The New York Times
May 6, 2003
Assault Weapons Case May Reach High Court
By THE ASSOCIATED PRESS
Filed at 9:34 p.m. ET
SAN FRANCISCO (AP) -- A federal appeals court on Tuesday refused to reconsider its ruling that Americans don't have the constitutional right to own firearms, setting up the possibility of a Supreme Court ruling on the Second Amendment.
A panel of the 9th U.S. Circuit Court of Appeals upheld California's assault weapons ban in a 2-1 ruling last December. On Tuesday, a majority of the circuit's 25 active judges declined to rehear the case.
The 9th Circuit's ruling conflicts with a 2001 decision from the 5th U.S. Circuit Court of Appeals that said individuals have a constitutional right to guns. The man who challenged California's weapons ban promised an appeal to the nation's highest court.
``I'll have this filed by the end of the week,'' attorney Gary Gorski said.
California enacted the nation's first assault weapons ban in 1989 after a gunman fired into a Stockton school yard, killing five children.

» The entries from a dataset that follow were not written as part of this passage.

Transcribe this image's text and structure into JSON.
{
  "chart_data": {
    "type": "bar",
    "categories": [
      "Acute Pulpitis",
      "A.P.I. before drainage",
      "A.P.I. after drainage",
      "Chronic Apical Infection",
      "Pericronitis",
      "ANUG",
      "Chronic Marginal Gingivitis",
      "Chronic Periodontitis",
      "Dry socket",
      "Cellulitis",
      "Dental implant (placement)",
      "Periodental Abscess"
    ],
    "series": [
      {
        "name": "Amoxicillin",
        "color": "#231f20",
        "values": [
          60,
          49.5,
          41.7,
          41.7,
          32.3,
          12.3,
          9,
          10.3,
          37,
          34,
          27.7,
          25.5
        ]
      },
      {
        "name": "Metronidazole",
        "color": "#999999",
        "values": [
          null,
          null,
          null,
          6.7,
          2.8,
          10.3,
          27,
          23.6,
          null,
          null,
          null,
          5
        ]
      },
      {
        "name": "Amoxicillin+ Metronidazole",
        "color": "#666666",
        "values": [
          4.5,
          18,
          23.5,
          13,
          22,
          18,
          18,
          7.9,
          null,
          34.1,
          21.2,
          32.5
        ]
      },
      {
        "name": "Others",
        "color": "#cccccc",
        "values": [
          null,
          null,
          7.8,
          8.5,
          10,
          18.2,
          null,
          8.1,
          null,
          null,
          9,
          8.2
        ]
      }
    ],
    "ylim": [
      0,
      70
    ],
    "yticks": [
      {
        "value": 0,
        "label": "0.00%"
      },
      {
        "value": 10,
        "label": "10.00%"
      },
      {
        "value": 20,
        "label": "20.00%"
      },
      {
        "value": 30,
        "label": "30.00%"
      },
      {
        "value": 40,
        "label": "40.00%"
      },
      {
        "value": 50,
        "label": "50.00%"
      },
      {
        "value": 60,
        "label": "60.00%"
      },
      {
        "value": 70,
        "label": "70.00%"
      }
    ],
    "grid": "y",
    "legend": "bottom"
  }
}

Several states and the federal government later passed similar or more strict bans.
State and federal laws barring assault and other types of weapons are routinely upheld on grounds that they are rational governmental approaches to combat violence. The Second Amendment has had little, if any, impact on those court decisions -- except in the California case.
In dismissing the bulk of Gorski's challenge, the 9th Circuit panel said the Second Amendment was adopted not ``to afford rights to individuals with respect to private gun ownership or possession,'' but to allow states to maintain militias.
The decision was written by Judge Stephen Reinhardt, who noted the Supreme Court's guidance on whether the Second Amendment gives individuals the right to bear arms was ``not entirely illuminating.'' The high court, he said, has never directly said whether there is a constitutionally guaranteed right to possess weapons.
Larry Pratt, executive director of the 300,000-member Gun Owners of America, said he wants the Supreme Court to overturn Reinhardt's decision.
``If Judge Reinhardt prevails, the American people could become subjects of the government,'' Pratt said.
A spokeswoman for California Attorney General Bill Lockyer said he was ``pleased that the court has upheld this important California law regulating assault weapons.''
The 9th Circuit covers Alaska, Arizona, California, Hawaii, Idaho, Montana, Nevada, Oregon and Washington.